Jika di banyak wilayah terjadi peperangan, maka sesungguhnya hal itu bukanlah perang atas nama agama, akan tetapi adalah perang untuk memenuhi ego-kekuasaan, perang untuk menguasai dan memerintah masyarakat yang menjadi lawannya. Coba kalau dicermati, apakah perang di Timur Tengah yang sedang terjadi sekarang itu perang agama. Jawabannya tentulah tidak. Ini adalah perang murni untuk kepentingan kekuasaan politik. Lalu agar menjadi mengeras, maka agama disangkutkan di dalamnya sebagai jihad atau perang agama. Sejarah selalu mengajarkan kepada kita bahwa peperangan selalu tidak menguntungkan kedua belah pihak, baik yang menang atau yang kalah. Keduanya babak belur dan hancur.
Ketiga, jadikan agama sebagai pendorong untuk pembangunan bangsa. Ajaran agama yang luhur harus digunakan untuk mendorong pembangunan bangsa yang sedang berlangsung. Agama sebagai basis etika mengajarkan tentang bagaimana membangun suatu bangsa untuk mencapai kesejahteraan dan kebahagiaan. Agama akan selalu memberi rahmat bagi seluruh alam ini. Hal ini akan bisa terjadi kalau masing-masing umat beragama menerapkan konsep “yang sama jangan dibedakan dan yang beda jangan disamakan”. Konsep yang diusung oleh Dr. Hasyim Muzadi ini dapat menjadi panduan kita semua di dalam merajut keharmonisan untuk menggapai kerukunan. Jika kita bisa menerapkan konsep ini dalam relasi intern dan antar umat beragama, maka agama sesungguhnya bisa menjadi pendorong pembangunan bangsa.
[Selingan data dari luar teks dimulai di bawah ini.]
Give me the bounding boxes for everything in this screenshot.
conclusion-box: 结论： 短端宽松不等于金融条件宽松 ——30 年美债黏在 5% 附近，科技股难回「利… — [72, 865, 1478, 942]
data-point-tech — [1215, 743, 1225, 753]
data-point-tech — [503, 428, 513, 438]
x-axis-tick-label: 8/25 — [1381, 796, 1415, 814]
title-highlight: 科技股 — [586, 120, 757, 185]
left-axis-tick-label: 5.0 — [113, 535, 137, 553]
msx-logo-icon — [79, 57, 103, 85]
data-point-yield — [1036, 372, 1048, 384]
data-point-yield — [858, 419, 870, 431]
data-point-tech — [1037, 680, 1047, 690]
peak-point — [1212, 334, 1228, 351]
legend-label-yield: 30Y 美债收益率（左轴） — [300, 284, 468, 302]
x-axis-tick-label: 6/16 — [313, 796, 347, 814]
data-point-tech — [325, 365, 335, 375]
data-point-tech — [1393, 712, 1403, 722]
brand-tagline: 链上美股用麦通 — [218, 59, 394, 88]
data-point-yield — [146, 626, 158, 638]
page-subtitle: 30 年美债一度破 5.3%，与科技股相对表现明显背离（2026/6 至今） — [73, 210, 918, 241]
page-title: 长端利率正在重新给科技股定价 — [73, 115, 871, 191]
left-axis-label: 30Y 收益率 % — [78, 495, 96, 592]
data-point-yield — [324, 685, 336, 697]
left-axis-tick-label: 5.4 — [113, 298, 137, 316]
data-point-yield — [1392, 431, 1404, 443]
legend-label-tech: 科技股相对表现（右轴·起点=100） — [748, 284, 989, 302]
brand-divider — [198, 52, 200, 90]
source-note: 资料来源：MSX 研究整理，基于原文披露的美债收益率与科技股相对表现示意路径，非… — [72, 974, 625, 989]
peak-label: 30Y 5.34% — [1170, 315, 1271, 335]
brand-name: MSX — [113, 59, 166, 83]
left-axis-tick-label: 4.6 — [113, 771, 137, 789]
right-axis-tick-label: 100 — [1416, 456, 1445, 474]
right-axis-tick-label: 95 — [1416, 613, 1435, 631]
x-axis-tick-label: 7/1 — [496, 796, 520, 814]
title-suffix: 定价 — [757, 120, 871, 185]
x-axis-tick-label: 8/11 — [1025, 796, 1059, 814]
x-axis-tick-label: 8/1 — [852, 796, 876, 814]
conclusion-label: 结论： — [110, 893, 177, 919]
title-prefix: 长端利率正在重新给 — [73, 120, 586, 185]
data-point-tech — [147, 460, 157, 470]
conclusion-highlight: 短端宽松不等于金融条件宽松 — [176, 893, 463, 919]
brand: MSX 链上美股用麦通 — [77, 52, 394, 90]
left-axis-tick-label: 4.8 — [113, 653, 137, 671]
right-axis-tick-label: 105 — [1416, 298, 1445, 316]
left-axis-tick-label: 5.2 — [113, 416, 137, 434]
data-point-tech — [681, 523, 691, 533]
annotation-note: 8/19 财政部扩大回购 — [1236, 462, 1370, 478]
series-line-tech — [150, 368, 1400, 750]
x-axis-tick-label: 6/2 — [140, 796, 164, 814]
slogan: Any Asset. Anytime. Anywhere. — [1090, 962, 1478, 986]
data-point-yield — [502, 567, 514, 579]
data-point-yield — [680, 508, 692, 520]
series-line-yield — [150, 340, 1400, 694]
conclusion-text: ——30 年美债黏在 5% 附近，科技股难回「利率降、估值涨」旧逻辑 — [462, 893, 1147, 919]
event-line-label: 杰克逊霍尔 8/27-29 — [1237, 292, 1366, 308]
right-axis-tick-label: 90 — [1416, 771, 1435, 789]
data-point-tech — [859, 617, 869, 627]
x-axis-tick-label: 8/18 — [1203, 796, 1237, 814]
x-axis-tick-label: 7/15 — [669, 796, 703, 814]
Kita semua berkeyakinan bahwa melalui penerapan ajaran agama yang benar, mengamalkan ajaran agama yang penuh dengan kerahmatan dan kerahiman tentu akan membawa kehidupan masyarakat ke depan akan lebih sejahteran dan bahagia. Makanya, mari kita jaga kearifan lokal kita yang selama ini telah teruji menjadi referensi bagi keberlangsungan harmoni dan kerukunan, sehingga pembangunan sebagai instrument untuk mencapai kesejehtaraan dan kebahagaiaan akan benar-benar terwujud.
Wallahu a’lam bi al shawab.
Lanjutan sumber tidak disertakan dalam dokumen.